The semester ended, and Sterrett and CB left school. The events that prompted the university investigation of Sterrett are described in an affidavit sworn on his behalf by LC, a friend of CB and her sophomore-year roommate. While CB was home for the summer, her mother discovered her diary, in which the young woman described her drinking, drug-taking, and sexual encounters. (In her own deposition, CB confirmed the contents of the diary.) After confronting her daughter with her discovery, CB’s mother drove her to campus, where CB made her accusation. She never reported it to the police.
UM’s investigators treated Sterrett unfairly, even by the low standard of college sexual assault adjudication. They interviewed Sterrett via Skype; when he asked whether he should end the call and contact a lawyer, the investigators implied that such a course of action would be held against him. Sterrett was never notified in writing of the charges against him, was denied the opportunity to confront his accuser, and was disallowed from cross-examining witnesses. The Skype session had been his only chance to prove his innocence.
Sterrett sued, alleging that his due process rights were violated. After a federal court ruled that the lawsuit should proceed, UM opted to reverse its earlier findings.
Sterrett is not the only student to beat the charges against him by arguing abridgment of due process. In recent weeks, two other wrongfully punished young men—the University of Southern California’s Bryce Dixon andthe University of Tennessee at Chattanooga’s Corey Mock—achieved significant victories.

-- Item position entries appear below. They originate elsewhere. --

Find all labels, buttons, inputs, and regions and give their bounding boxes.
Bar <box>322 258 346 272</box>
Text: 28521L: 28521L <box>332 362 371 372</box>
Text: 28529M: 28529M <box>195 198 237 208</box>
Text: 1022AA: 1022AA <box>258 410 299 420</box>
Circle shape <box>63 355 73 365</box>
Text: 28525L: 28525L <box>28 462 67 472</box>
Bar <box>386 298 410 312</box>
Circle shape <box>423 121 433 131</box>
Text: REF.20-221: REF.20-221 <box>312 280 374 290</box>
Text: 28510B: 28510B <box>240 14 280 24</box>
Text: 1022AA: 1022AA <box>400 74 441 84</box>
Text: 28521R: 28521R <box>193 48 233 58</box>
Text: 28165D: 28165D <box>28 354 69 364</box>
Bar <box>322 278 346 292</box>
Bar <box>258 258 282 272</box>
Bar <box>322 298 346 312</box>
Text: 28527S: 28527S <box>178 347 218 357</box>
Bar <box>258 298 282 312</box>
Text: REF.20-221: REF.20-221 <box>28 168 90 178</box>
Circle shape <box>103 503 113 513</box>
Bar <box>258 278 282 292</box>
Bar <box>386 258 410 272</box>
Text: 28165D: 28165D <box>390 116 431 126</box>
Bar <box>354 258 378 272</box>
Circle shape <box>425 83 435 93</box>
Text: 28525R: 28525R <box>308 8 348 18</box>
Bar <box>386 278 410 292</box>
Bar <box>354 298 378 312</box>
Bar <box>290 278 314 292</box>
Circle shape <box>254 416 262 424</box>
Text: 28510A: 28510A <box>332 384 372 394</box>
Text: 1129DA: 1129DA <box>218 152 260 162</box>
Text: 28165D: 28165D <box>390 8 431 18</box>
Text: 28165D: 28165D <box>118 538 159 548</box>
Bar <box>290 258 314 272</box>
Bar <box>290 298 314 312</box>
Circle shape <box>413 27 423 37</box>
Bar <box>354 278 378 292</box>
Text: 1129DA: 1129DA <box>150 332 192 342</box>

Very recently, the Education Department’s Office for Civil Rights—which has long-maintained that Kafka-esque campus rape trials are required under Title IX—seemed to acknowledge (for the first time) the limits of its power. Sen. Lamar Alexander (R-TN), who chairs the Health, Education, Labor & Pensions committee, crashed a different committee meeting in order to interrogate an Education Department deputy assistant secretary, Amy McIntosh, about her agency’s regulatory guidance. When Alexander asked whether OCR had the power to compel 6,000 colleges to follow its increasingly cumbersome and absurd dictates—dictates that no legislature or judge ever signed off on—McIntosh admitted no. Here is the exchange, via the Foundation for Individual Rights in Education:
Senator Alexander: Now Ms. McIntosh, do you believe that we gave [OCR Assistant Secretary Catherine Lhamon] the authority to make Title IX guidance binding on 6,000 higher education institutions?
Ms.McIntosh: Let me assure you, I tried to be very clear in my opening statement that guidance that the Department issues does not have the force of law.
Senator Alexander: But this is the assistant secretary of the department, with Title IX, which affects 6,000 institutions, 100,000 public schools. And she apparently hadn’t gotten the word. Who’s going to tell her? …
Ms. McIntosh: As she knows and as I know, Title IX is the binding law that applies in the cases that you are describing…
Senator Alexander: So guidance under Title IX is not binding—is that correct?
Ms. McIntosh: Guidance under Title IX is not binding. Guidance helps the many people who are subject to Title IX understand what they need to do to comply with the law.
Senator Alexander: Right. But who is going to tell Ms. Lhamon this?
If courts and legislators are finally ready to rein in the rogue agency largely responsible for the recent erosion of student freedoms, the campus environment might improve—or, at least, become less awful—in the not-too-distant future.